На агитплакатах образца 1918 года товарищ Троцкий в виде святого Георгия поражал гидру контрреволюции, защищая небесный град Красную Москву; во время кампаний «комсомольского рождества» образца 1922 года и далее активистам рекомендовалось проводить обход по домам с красной звездой, «славя Советскую власть»[226], – так сказать, колядовать; от идеи кремировать труп вождя ЦК отказался, опасаясь, что в сознании ширнармасс огненное погребение слишком связано с огненной же геенной[227] и может вызвать ненужные ассоциации.
В народную форму пытались влить советское, революционно-марксистское содержание, однако достаточно часто форма застила аудитории глаза, а широкие народные массы встречным ходом активно включали новую политическую действительность в традиционный оборот смыслов.
Следует отметить, что диапазон этого освоения был весьма широк: от спонтанно написанного в 1924 году в селе Кимильтей (сорок километров до станции Зима) по инициативе местных комсомольцев на святки вполне аутентичного «покойнишного воя» по Владимиру Ильичу Ленину – со ссылками на местное, кимильтейское, представление о том, кому быть следующим царем на Москве («Ой уш мы склоним та сваю галоушку / Ка той старонушки, ка Льву Давыдычу. / Ой станим знать аднаво, да станим слушатца»)[228], в итоге фольклористические статьи, посвященные этому плачу, очень быстро оказались в списках запрещенной литературы[229], – до чтения знамений земных и небесных в буквальном смысле по спичкам (
Для нас сейчас неважно, о советском или антисоветском сообщении идет речь в каждом конкретном случае; важна способность и готовность аудитории систематически трактовать окружающую действительность как набор посланий, подлежащих прочтению. Важна основополагающая презумпция, что в основе всего – от способа похорон до возможных комбинаций из определенного числа спичек – лежит сообщение, которое может быть и должно быть расшифровано.
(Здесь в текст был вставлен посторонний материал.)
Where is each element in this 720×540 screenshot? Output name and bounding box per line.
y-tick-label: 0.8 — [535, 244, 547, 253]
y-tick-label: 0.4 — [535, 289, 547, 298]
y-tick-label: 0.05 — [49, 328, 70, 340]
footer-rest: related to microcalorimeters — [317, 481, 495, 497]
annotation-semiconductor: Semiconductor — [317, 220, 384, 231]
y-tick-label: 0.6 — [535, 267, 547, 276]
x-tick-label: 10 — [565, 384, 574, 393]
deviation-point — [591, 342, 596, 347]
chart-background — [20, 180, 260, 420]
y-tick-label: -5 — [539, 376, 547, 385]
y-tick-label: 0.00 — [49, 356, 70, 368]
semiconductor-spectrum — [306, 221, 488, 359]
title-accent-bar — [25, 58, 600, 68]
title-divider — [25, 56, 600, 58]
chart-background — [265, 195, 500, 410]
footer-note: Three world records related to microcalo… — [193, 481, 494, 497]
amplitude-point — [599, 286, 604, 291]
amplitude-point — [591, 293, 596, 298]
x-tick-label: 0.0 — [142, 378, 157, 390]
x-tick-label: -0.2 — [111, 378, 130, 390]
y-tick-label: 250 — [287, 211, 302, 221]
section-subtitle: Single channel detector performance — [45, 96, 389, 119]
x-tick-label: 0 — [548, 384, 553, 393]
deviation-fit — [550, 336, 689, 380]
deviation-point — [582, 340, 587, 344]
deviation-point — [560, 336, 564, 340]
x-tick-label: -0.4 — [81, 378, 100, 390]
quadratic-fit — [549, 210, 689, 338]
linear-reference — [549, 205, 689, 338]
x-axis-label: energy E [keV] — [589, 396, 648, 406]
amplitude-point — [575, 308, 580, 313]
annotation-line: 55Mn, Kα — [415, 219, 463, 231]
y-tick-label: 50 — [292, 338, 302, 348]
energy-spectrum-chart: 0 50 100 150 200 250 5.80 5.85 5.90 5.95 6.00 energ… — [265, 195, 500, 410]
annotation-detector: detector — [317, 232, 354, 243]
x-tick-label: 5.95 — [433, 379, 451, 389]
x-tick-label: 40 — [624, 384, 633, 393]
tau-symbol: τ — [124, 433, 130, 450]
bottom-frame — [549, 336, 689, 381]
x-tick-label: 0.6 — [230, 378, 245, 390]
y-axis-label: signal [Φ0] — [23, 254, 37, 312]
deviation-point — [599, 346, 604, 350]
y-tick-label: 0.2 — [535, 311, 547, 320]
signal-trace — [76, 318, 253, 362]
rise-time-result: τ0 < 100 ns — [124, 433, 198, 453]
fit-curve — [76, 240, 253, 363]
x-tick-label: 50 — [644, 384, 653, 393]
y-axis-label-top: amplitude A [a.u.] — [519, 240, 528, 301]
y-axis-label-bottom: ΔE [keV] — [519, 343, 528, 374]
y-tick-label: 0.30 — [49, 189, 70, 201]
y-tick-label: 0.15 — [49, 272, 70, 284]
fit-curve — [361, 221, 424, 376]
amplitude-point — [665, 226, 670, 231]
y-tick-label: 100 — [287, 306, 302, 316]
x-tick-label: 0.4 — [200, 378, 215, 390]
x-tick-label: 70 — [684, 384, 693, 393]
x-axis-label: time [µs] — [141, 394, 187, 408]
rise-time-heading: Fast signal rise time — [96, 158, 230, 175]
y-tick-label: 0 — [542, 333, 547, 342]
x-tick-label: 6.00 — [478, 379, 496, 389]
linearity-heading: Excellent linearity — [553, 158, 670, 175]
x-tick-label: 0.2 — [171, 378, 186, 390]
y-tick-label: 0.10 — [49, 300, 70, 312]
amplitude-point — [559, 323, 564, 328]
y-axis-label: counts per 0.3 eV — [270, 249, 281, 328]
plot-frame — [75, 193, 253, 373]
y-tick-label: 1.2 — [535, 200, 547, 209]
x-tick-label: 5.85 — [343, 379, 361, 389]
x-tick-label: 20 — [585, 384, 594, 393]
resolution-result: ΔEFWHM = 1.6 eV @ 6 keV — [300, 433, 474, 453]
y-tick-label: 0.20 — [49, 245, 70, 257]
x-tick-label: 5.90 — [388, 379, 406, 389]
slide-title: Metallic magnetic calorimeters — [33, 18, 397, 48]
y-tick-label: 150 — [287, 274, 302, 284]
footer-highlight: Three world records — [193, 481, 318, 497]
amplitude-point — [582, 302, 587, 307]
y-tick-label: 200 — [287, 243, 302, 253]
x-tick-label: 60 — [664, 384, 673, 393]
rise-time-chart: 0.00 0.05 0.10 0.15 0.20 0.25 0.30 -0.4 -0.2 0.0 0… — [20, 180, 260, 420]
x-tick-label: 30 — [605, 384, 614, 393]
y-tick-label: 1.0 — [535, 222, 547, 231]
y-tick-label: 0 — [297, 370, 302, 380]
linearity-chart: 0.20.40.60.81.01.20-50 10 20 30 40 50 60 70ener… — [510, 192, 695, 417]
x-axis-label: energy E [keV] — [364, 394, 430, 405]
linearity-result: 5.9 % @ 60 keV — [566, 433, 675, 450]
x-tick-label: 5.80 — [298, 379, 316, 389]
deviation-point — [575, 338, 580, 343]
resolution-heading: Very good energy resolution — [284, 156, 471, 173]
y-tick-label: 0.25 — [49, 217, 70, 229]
В 1923 году товарищ Сталин с грустью констатировал, что в среднем около 60 % личного состава партии на местах – политически неграмотно. Неграмотность эта была открыто признаваемым обстоятельством и даже нашла отражение в многочисленных художественных произведениях.
Мы хотели бы предположить нечто иное: распространенность как внутри партии, так и вне ее своеобразной альтернативной грамотности, в том числе и политической, – грамотности на ином языке. Освоение же политграмоты в партийном смысле слова создавало ситуацию двуязычия.